Ewa Herniczek review

Ewa Herniczek

The paintings of Bogusława Bortnik-Morajda, marked by a clearly defined personal style, revolve around recurrent themes and issues: the opposition of figure – space, biological form (especially the female body) – abstract structure, identity – strangeness, integrity – disintegration. The principle of opposition is evident more or less constantly in her works from the late 1980s to the most recent ones. ‘Although existential references […] concern human nature in general, they are also a projection of the artist’s personal experiences. . . . However, they form the basis for paintings as dramatic as they are aesthetically refined, leaving a trace of “beauty in the drama”,’ Romuald Oramus has written, focusing primarily on the formal and aesthetic qualities of the artist’s canvases. However, it seems equally important to determine the broader context of Bortnik-Morajda’s works, which reveals the deeper aspects of his work.

[…] The ‘bodies’ recurring in the artist’s works are not aesthetically treated nudes. They are entities emphasizing their separateness from what is outside of them. For all their sensuous character, there is no denying that they have an expressiveness focused on extrasensory definition of their essence. ‘This permanent requirement – to distinguish between the internal or proper sense and the circumstance of the object being talked about- organizes all philosophical discourses on art, the meaning of art and meaning as such… This requirement presupposes a discourse on the limit between the inside and the outside of the art object […]’ Jacques Derrida wrote (Derrida, The Truth in Painting, Chicago: University of Chicago Press, 1987). Thus, the analysis of the motif and its presentation in the artist’s compositions leads to the determination of the basic level of interpreting her works. It is primarily the level of semantic definition of one’s own identity and the identity of everything that is external.
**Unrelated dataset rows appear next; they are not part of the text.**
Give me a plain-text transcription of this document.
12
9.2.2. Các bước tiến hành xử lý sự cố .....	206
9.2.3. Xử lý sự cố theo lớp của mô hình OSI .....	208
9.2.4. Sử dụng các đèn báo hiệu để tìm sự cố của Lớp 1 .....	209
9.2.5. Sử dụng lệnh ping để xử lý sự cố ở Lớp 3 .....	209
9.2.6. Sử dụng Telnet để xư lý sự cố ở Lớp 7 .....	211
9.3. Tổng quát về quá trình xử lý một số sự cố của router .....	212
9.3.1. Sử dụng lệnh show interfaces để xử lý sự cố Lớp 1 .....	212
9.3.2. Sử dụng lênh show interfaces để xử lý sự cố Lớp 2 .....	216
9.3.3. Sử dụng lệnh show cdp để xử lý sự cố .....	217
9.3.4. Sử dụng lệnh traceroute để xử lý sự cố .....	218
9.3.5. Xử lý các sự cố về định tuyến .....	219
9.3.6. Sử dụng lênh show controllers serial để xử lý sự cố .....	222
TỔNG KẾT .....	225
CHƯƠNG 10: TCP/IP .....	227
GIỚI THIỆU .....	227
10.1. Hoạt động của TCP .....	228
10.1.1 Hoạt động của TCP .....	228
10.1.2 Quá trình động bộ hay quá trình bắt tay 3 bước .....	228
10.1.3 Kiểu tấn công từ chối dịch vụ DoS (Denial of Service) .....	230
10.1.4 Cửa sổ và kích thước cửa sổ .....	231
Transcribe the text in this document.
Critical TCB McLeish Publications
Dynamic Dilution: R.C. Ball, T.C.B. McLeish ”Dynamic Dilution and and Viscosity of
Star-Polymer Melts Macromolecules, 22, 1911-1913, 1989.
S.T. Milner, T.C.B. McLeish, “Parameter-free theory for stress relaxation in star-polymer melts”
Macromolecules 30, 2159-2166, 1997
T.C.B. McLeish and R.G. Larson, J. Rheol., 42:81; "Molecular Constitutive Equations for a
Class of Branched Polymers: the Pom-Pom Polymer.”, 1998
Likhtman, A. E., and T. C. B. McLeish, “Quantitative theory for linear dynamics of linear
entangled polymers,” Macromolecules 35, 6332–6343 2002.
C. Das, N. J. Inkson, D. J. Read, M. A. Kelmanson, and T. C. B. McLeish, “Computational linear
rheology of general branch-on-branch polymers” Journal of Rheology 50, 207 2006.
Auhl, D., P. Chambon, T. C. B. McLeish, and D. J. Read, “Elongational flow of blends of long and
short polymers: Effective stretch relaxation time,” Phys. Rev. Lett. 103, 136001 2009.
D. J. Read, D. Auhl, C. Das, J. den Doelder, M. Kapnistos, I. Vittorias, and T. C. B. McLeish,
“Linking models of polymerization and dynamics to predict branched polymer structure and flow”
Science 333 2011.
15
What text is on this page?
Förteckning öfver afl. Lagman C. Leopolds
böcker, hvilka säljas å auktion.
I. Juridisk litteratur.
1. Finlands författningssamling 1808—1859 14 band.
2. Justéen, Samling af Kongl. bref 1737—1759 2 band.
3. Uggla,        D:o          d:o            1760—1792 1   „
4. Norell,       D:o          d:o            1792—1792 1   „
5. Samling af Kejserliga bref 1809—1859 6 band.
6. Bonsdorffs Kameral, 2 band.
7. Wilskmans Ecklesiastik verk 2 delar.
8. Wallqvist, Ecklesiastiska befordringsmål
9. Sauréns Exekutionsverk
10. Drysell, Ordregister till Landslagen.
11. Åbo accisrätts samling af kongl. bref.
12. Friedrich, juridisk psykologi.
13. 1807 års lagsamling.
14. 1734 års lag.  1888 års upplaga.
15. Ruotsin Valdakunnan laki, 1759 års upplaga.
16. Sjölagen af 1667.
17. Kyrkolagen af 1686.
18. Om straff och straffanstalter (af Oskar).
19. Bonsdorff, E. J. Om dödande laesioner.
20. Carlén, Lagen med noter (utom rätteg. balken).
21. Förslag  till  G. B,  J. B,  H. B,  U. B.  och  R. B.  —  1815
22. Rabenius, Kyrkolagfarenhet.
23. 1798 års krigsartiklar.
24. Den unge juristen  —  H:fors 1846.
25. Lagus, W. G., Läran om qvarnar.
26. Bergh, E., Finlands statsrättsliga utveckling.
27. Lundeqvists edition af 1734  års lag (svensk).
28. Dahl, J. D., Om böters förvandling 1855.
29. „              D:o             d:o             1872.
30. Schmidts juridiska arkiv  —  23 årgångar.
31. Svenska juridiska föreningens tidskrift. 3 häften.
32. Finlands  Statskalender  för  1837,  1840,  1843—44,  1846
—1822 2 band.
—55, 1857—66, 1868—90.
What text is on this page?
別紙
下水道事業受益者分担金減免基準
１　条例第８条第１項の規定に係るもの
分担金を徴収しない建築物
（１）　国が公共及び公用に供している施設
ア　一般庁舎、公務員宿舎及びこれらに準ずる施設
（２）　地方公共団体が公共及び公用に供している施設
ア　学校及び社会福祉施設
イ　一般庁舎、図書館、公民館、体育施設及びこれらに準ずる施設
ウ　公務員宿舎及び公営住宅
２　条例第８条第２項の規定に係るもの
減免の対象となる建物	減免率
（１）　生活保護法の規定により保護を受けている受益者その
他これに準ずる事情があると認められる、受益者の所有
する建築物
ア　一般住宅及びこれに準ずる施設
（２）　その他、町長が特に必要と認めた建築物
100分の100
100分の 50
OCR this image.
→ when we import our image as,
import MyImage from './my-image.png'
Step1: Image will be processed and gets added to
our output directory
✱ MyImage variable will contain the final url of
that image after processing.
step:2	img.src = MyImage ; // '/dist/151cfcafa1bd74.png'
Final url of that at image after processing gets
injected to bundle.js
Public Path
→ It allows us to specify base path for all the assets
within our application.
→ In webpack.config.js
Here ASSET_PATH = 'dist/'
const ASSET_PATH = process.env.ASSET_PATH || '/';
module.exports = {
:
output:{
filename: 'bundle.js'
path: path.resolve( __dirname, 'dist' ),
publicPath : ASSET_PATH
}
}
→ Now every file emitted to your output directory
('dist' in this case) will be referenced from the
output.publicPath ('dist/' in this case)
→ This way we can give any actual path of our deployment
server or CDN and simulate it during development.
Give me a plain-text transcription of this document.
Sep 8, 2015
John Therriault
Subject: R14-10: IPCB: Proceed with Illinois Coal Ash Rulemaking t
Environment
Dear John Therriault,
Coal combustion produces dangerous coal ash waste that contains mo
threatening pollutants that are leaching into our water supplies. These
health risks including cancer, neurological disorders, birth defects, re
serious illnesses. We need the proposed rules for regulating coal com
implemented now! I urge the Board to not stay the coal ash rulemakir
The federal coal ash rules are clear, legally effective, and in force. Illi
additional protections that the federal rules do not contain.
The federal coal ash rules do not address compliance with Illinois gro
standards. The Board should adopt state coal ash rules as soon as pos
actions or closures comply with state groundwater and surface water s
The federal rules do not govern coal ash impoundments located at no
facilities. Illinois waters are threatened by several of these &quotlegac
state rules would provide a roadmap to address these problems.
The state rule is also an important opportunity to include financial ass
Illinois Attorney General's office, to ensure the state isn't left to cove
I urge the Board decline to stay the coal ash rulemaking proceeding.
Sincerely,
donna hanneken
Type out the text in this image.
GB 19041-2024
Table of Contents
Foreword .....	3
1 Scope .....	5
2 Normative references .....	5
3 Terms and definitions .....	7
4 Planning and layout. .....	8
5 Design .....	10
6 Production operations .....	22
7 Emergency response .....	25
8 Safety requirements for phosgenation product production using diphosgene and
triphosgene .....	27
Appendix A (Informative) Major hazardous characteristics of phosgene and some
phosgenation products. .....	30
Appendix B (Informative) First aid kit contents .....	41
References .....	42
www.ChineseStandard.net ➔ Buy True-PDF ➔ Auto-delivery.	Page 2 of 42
By our nature, we experience ourselves and the world through and in the body. The limit between the inside and the outside remains clear to us; sometimes the division is so sharp that it cannot be transcended. The constant necessity of confronting – as a being, an individual – the aggression of the impulses of external reality becomes an apparatus that accurately describes the dividing line. Superimposed on this conventional boundary between ‘self’ and ‘non-self’ is another division based on biological and social differences between the sexes and the specific features and roles assigned to them. The series ‘Dwoje’ (The Two of Them) and ‘Kobieta’ (Woman) describe that dual context explicitly. The vocabulary of motifs used by the artist leaves no doubt as to her awareness of the conditions that determine the binary opposition of the sexes (elements of the female body, high-heeled shoes, bed, the explicitly biological structure of forms). At the same time, there is a discourse describing the need to define oneself as an individual by accepting, rejecting or redefining the existing system (Matka i córka /Mother and Daughter/, 1992; Gracje /The Graces/, 2007). The recurrent motif of image, reflection, mirror can be regarded as an expressive symbol of questions about the nature of one’s identity. To what extent is it possible to define it independently in view of the frames and formal models constantly imposed on us that are so difficult to transcend? This question may also be posed with reference to the nature and identity of the painting, and ultimately to those of art.

It should be noted that the issues related to personal efforts to bring out one’s ‘singularity’ and define the inner identity are not addressed here only on the narrative level. The discourse conducted by the artist is resolved on the level of pictorial forms, primarily through compositional solutions and the structure of forms. Another aspect is that of colour experiences, indicative of a high degree of painterly sophistication. The elements of value and colour are used on an equal footing to define light – a light that is often peculiar. Its pictorial structure is certainly one of the central elements of Bortnik-Morajda’s formal explorations and clearly serves to emphasize the absolute primacy of light in shaping our image of space and the form present in it. The problem of the coexistence and interrelation of these ‘primary’ elements of empirical reality constitutes a separate discourse, whose ‘silent existence’ can be seen in almost all of the artist’s works. The nature of light and the nature of form seem to represent separate areas of interest for the artist. These issues touch upon the subtle regions of metaphysics and as such resist methodological analysis. But the traces of their presence in the artist’s oeuvre can hardly be denied. Perhaps we will see another attempt to confront questions of this kind in her work?

As Bortnik-Morajda writes: ‘One has to […] paint generously and without hesitations, risking mistakes and errors.’ This intentional generosity is also evident in her latest works, whose form is clearly evolving. Among other things, they have a distinct narrative element. It helps to create a specific, painterly vision of time in which the figures and forms seem to be immersed. (Małżeństwo /Marriage/ , 2007). And there are similarities in the construction of some portraits, in which space seems to identify the model more definitively than his facial features. This valuable ability to create an expressive spatial context is also one of the characteristic traits of the artist’s canvases.